I took my first investing class as a teenager, and one moment stands out in my memory. A fellow student asked the instructor, a stockbroker, about dividends.

"Dividends?" he asked. "I'm trying to make my clients wealthy. You don't do that waiting for tiny checks in the mailbox every quarter."

Even then, I had enough horse sense to know he was wrong. Paying attention to dividends is exactly how you become wealthy over time.

Wharton professor Jeremy Siegel shared a wonderful discovery in his book The Future for Investors. The greatest long-term returns typically don't come from the most innovative companies, or even companies with the highest earnings growth. They come from companies that happen to crank out dividends year after year. Simply put, since the 1950s, "the portfolios with higher dividend yields offered investors higher returns."

Market commentary regularly centers on price gyrations, yet dividends have historically accounted for more than half of total returns.

Reinvest those dividends, and it's even greater. Take Northrop Grumman (NYSE: NOC), for example. Since the late 1960s, Northrop Grumman's share price has increased 2,500%. But add in reinvested dividends, and total returns jump all the way to more than 12,000%:

Source: Capital IQ, a division of Standard & Poor's.

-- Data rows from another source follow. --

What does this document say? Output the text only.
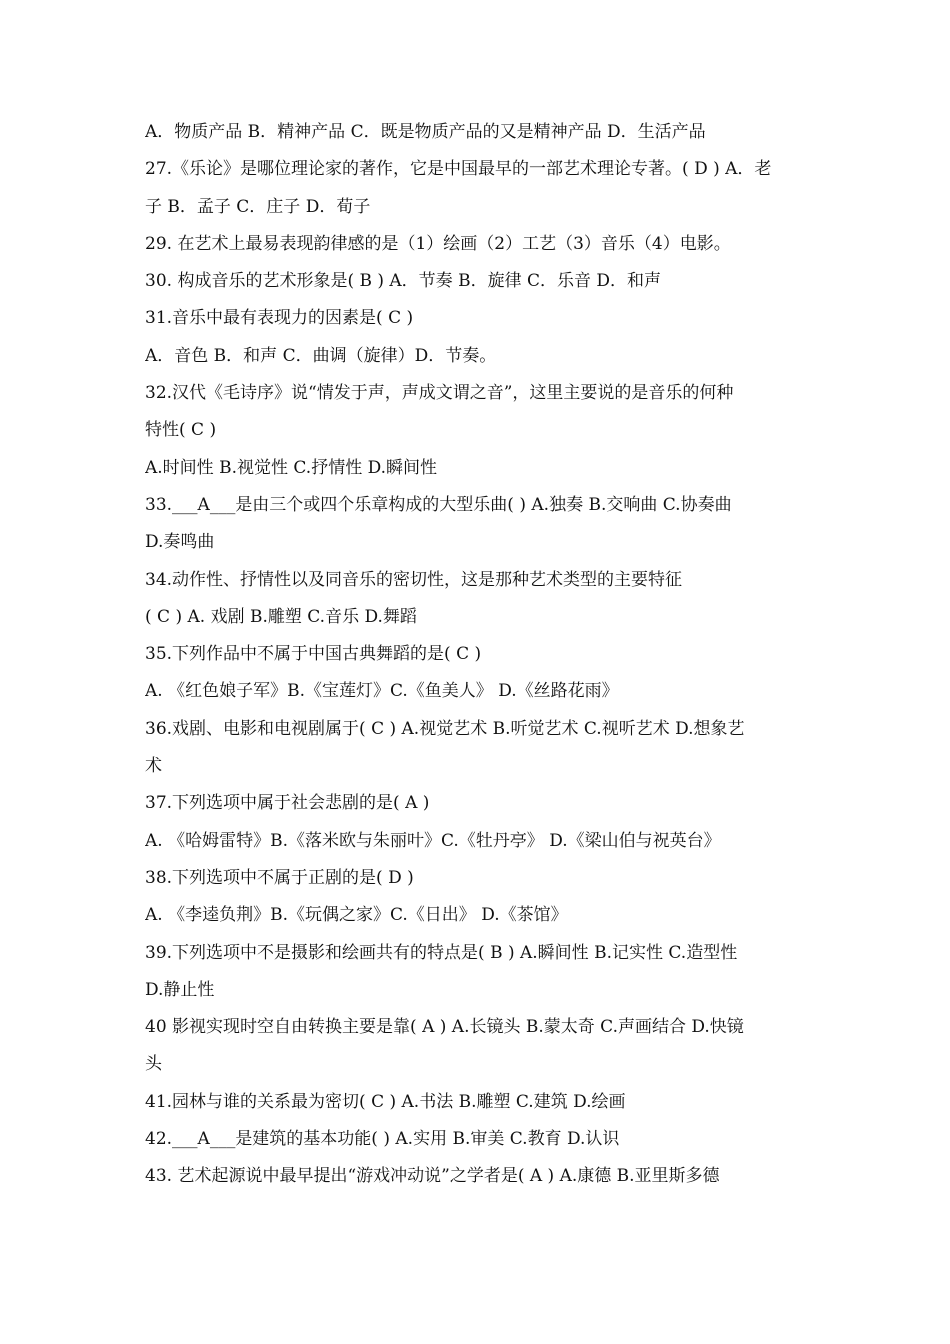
A．物质产品 B．精神产品 C．既是物质产品的又是精神产品 D．生活产品
27.《乐论》是哪位理论家的著作，它是中国最早的一部艺术理论专著。( D ) A．老
子 B．孟子 C．庄子 D．荀子
29. 在艺术上最易表现韵律感的是（1）绘画（2）工艺（3）音乐（4）电影。
30. 构成音乐的艺术形象是( B ) A．节奏 B．旋律 C．乐音 D．和声
31.音乐中最有表现力的因素是( C )
A．音色 B．和声 C．曲调（旋律）D．节奏。
32.汉代《毛诗序》说“情发于声，声成文谓之音”，这里主要说的是音乐的何种
特性( C )
A.时间性 B.视觉性 C.抒情性 D.瞬间性
33.___A___是由三个或四个乐章构成的大型乐曲( ) A.独奏 B.交响曲 C.协奏曲
D.奏鸣曲
34.动作性、抒情性以及同音乐的密切性，这是那种艺术类型的主要特征
( C ) A. 戏剧 B.雕塑 C.音乐 D.舞蹈
35.下列作品中不属于中国古典舞蹈的是( C )
A. 《红色娘子军》B.《宝莲灯》C.《鱼美人》 D.《丝路花雨》
36.戏剧、电影和电视剧属于( C ) A.视觉艺术 B.听觉艺术 C.视听艺术 D.想象艺
术
37.下列选项中属于社会悲剧的是( A )
A. 《哈姆雷特》B.《落米欧与朱丽叶》C.《牡丹亭》 D.《梁山伯与祝英台》
38.下列选项中不属于正剧的是( D )
A. 《李逵负荆》B.《玩偶之家》C.《日出》 D.《茶馆》
39.下列选项中不是摄影和绘画共有的特点是( B ) A.瞬间性 B.记实性 C.造型性
D.静止性
40 影视实现时空自由转换主要是靠( A ) A.长镜头 B.蒙太奇 C.声画结合 D.快镜
头
41.园林与谁的关系最为密切( C ) A.书法 B.雕塑 C.建筑 D.绘画
42.___A___是建筑的基本功能( ) A.实用 B.审美 C.教育 D.认识
43. 艺术起源说中最早提出“游戏冲动说”之学者是( A ) A.康德 B.亚里斯多德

There's no ambiguity here: Over time, Northrop Grumman's share appreciation alone has paled in importance to the power of its reinvested dividends. The results are similar for General Dynamics (NYSE: GD) and Lockheed Martin (NYSE: LMT). Reinvested dividends skew both companies' long-term results higher. If you're a long-term shareholder, don't worry about daily share wobbles. Devote your attention those dividend payouts and your commitment to reinvest them.

And how do Northrop Grumman's dividends look? At 3.1%, its yield is comfortably above the market average. The company has paid a dividend every year since at least 1989. Doing most of your business with the federal government comes with advantages and challenges. Having a customer that is seemingly indifferent to frugality is a plus. Relying on one customer that has overspent in recent decades and will be driven to cut back in future ones could pose a problem. Over the past five years, dividends have used up just 30% of Northrop's free cash flow. That's low by business standards, and it leaves considerable room for error should earnings turn south. On recent conference calls, management reiterated its commitment to shareholder value by returning cash through dividends.

To earn the greatest returns, get your priorities straight. What the market does is less important than what your company earns. What your company earns is less important than how much it pays out in dividends. And what it pays out in dividends is less important than whether you reinvest those dividends.